When my kids were young, they never wanted mashed potatoes until we read The Trouble With Grownups, a Berenstain Bears book. In one scene, the cubs are bored with the same old dinner. Mama and Papa scold the cubs for building volcanoes with their mashed potatoes. Immediately charmed, my kids wanted mashed potatoes so they could rebel against the grumpy fictional bear parents. We even concocted a “hot lava” sauce for the mashed potato volcanoes.

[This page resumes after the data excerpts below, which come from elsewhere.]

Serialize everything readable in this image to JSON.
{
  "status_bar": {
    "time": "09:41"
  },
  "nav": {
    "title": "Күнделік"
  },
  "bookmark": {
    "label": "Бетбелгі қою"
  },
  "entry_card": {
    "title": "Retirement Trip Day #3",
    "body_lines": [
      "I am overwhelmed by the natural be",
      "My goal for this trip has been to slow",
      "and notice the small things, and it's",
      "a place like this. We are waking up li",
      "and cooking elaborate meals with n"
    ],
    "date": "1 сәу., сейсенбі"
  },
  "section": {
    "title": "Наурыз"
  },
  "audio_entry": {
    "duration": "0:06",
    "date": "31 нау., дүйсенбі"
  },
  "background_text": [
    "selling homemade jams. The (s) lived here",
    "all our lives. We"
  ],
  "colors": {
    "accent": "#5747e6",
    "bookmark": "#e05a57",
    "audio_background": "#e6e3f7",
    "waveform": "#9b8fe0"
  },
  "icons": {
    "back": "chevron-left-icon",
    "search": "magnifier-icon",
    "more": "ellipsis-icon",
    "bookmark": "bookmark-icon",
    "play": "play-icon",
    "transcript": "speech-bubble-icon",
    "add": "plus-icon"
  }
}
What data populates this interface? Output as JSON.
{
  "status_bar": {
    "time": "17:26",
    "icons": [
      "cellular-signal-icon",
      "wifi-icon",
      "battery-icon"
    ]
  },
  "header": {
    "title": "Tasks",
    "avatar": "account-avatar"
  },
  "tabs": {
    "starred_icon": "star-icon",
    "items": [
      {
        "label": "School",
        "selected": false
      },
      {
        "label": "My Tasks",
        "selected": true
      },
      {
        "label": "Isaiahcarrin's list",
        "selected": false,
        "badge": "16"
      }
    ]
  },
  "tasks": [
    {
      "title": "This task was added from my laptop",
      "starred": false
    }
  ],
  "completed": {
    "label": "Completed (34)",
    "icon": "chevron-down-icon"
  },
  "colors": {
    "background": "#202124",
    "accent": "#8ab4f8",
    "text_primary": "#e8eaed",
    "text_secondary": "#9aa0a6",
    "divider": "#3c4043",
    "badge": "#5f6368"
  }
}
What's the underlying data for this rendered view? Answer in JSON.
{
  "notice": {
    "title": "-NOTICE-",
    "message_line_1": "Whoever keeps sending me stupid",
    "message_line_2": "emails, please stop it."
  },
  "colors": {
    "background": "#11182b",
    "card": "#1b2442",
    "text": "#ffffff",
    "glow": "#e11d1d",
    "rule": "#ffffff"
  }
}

I see nothing wrong with making food more amusing, especially if doing so inspires kids to eat it. Mashed potato volcanoes with hot lava became a fixture on their repertoire, and it accomplished the feat of getting mine to eat two — or three —vegetables in one dish.
- 4 large potatoes, peeled and diced
- 2 tablespoons vegan buttery spread
- 1/2 cup unsweetened nondairy milk
- Salt to taste, optional
- 1 cup unsweetened nondairy milk
- 2 tablespoons unbleached flour
- 1/2 cup grated cheddar nondairy cheese
- 2 tablespoons ketchup
- 1 to 2 cups frozen peas and/or small broccoli florets, steamed
Put the diced potatoes in a large saucepan and cover with water. Bring to a simmer, then cover and simmer over medium heat until tender, about 15 minutes.
When the potatoes are done, drain them and transfer to a mixing bowl. Add the vegan butter and nondairy milk and stir in. Mash the potatoes well with a potato masher, then add a little salt if desired.
To make the hot lava, heat the nondairy milk in a small saucepan. Dissolve the flour in just enough water to make it smooth and flowing. When the milk is hot, stir the dissolved flour slowly into the saucepan. Sprinkle in the cheese and stir until it melts. Simmer the mixture gently until smooth and thick. Stir the ketchup into the sauce, but leave some red streaks showing, so that it looks “fiery.”
Divide the mashed potatoes among 4 serving plates. Have everyone shape them into volcanoes, then press the tops down lightly to flatten, and finally make a small indentation at the very top with their thumb. Then, have the kids arrange some of the peas or broccoli florets around the volcano.
Let each child pour some of the “lava” into the indentation at the top of each volcano with a small ladle. It should flow down the sides. It’s fine if it drips over the greenery too. Eat at once, before the lava solidifies into magma!